When the signals - involving a protein linked to inflammation - were blocked in mice, they maintained normal weight.

A UK expert warned that the finding, in the journal Cell, may not lead to an effective anti-obesity drug because it could interfere with the immune system.

The complexity of the controls governing the human metabolism, appetite and the laying down of fat has become clear over recent years.

Despite some promising experiments in animals, none has yet produced a breakthrough in the battle against obesity.

The latest "pathway" under investigation, by scientists at the University of Wisconsin-Madison, is normally associated with the immune system, and inflammation, one of the body's defence systems.

Mouse diet

The link to obesity was made when scientists investigated "metabolic inflammation", a chronic, low-level condition often seen in obesity-related diseases.

In mice, a protein connected to inflammatory reactions appeared to be switched on when the animals were given a high fat, high sugar diet.

Not only this, but once the protein was switched on, the mice started eating more, suggesting that it was part of a pathway involving the regulation of food intake.

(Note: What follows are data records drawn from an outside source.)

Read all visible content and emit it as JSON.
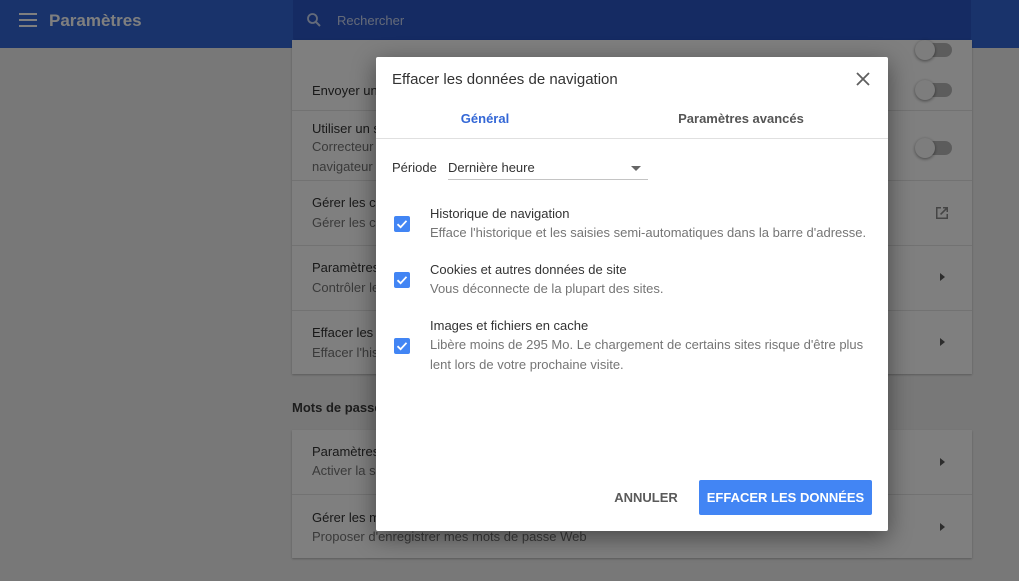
{
  "header": {
    "title": "Paramètres",
    "search_placeholder": "Rechercher"
  },
  "background": {
    "rows": [
      {
        "title": "Envoyer une",
        "subtitle": ""
      },
      {
        "title": "Utiliser un s",
        "subtitle_lines": [
          "Correcteur",
          "navigateur"
        ]
      },
      {
        "title": "Gérer les ce",
        "subtitle": "Gérer les ce"
      },
      {
        "title": "Paramètres",
        "subtitle": "Contrôler le"
      },
      {
        "title": "Effacer les",
        "subtitle": "Effacer l'his"
      }
    ],
    "section_passwords": "Mots de passe",
    "password_rows": [
      {
        "title": "Paramètres",
        "subtitle": "Activer la s"
      },
      {
        "title": "Gérer les m",
        "subtitle": "Proposer d'enregistrer mes mots de passe Web"
      }
    ]
  },
  "dialog": {
    "title": "Effacer les données de navigation",
    "tabs": [
      {
        "label": "Général",
        "active": true
      },
      {
        "label": "Paramètres avancés",
        "active": false
      }
    ],
    "period_label": "Période",
    "period_value": "Dernière heure",
    "items": [
      {
        "title": "Historique de navigation",
        "description": "Efface l'historique et les saisies semi-automatiques dans la barre d'adresse.",
        "checked": true
      },
      {
        "title": "Cookies et autres données de site",
        "description": "Vous déconnecte de la plupart des sites.",
        "checked": true
      },
      {
        "title": "Images et fichiers en cache",
        "description": "Libère moins de 295 Mo. Le chargement de certains sites risque d'être plus lent lors de votre prochaine visite.",
        "checked": true
      }
    ],
    "cancel_label": "ANNULER",
    "confirm_label": "EFFACER LES DONNÉES"
  },
  "colors": {
    "accent": "#4285f4",
    "header": "#3367d6",
    "overlay": "#000000"
  },
  "icons": [
    "menu-icon",
    "search-icon",
    "close-icon",
    "check-icon",
    "external-link-icon",
    "chevron-right-icon",
    "dropdown-arrow-icon"
  ]
}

Closer examination of the a part of the brain called the hypothalamus, which is known to be involved in energy regulation, revealed the protein present there too.

In mice genetically altered to block the pathway, even with a high fat diet available, they were able to maintain a healthy weight.

Dr Dongsheng Cai, who led the research, said that that the pathway could possibly be used in anti-obesity drugs.

He said: "The ultimate goal will certainly be to identify a selective and effective suppressor of the pathway to target related neurons."

However, Professor Fran Ebling, from the University of Nottingham, said that other potential targets might prove more fruitful.

He said: "It's certainly interesting, but if we have some drugs that target this pathway, they may well interfere with some other part of the immune system."